In this manuscript the authors novel method of circular RNA knock down using CRISPR/Cas13. The data is indeed valuable since the novel method provides significantly higher efficiency (70%) than the siRNA method (40%).
It would be of a great benefit to the paper if you extend the Introduction section with information of particular circRNA functioning, instead of just pointing out the disease-relation of them - it will actualize the research.
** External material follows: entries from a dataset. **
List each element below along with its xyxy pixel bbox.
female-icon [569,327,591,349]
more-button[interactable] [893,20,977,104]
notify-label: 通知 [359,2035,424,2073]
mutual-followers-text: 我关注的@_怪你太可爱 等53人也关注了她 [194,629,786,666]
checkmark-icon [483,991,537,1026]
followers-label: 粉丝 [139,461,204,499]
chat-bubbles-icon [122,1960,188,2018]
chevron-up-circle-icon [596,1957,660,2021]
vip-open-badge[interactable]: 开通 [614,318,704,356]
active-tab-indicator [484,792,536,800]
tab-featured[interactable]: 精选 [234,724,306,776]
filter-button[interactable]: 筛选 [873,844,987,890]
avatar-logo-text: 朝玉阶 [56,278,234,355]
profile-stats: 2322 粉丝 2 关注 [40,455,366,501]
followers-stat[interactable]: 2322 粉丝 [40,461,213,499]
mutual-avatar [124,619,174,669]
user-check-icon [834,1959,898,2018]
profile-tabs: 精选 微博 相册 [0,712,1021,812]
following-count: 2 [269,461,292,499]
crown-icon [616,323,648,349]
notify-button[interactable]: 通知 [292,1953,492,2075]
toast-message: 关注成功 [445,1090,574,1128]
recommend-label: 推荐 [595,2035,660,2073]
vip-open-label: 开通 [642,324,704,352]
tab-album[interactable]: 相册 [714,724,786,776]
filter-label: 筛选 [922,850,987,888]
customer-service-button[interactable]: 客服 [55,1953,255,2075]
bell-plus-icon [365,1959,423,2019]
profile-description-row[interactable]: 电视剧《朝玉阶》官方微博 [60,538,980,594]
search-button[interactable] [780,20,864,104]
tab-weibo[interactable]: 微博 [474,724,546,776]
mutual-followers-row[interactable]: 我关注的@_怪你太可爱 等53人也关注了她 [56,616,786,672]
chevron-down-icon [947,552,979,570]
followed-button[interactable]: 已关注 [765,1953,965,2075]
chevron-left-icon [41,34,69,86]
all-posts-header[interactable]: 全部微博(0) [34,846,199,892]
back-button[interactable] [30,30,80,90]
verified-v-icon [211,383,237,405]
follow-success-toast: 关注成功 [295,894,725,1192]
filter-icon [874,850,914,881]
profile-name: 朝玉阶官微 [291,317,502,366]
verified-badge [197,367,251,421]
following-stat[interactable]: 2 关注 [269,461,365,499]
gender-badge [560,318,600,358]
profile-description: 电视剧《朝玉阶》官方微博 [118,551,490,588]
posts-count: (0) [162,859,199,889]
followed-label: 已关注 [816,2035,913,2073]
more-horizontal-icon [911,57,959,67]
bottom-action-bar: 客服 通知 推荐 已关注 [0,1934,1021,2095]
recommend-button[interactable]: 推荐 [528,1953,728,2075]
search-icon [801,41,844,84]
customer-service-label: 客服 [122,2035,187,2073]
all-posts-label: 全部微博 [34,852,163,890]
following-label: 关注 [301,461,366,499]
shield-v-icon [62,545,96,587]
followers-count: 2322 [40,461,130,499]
E.g., use the information from (Zhou, WY., Cai, ZR., Liu, J. et al. Circular RNA: metabolism, functions and interactions with proteins. Mol Cancer 19, 172 (2020). https://doi.org/10.1186/s12943-020-01286-3) and (Chen, R., Wang, S.K., Belk, J.A. et al. Engineering circular RNA for enhanced protein production. Nat Biotechnol 41, 262–272 (2023). https://doi.org/10.1038/s41587-022-01393-0).
Fig 1 and 2: Why the most valuable comparisons of Control vs experiment are so rarely showed?? Fig 1 have not a single of such comparison – just comparisons between some (why only?) experiments, and Fig. 2 – only F variant shows comparisons vs Control! Additionally – you obviously use different grey-scale colors to show different experimental conditions, but with no legend. And different full spectra colors would clearly do the job better.
L206:208 – So, in first experiments you established that siRNA efficiency was ~40% while Cas13 was ~70%. But here you show only a 10% efficiency difference. How could that be?
Overall question: Are you sure that the gRNA used for Cas13 can not be used as siRNA by cells RNAi systems? Could it be that the effect of Cas13 is in fact a combination of Cas13 and RNAi effects? This is critical since in that case – the off-target problem remains. Which is even more crucial since such a parameter wasn’t measured.
I haven’t found in text the examples of better repeatability of Cas13 method mentioned in Abstract and in conclusion.
English in text needs minor corrections - frequent misprints.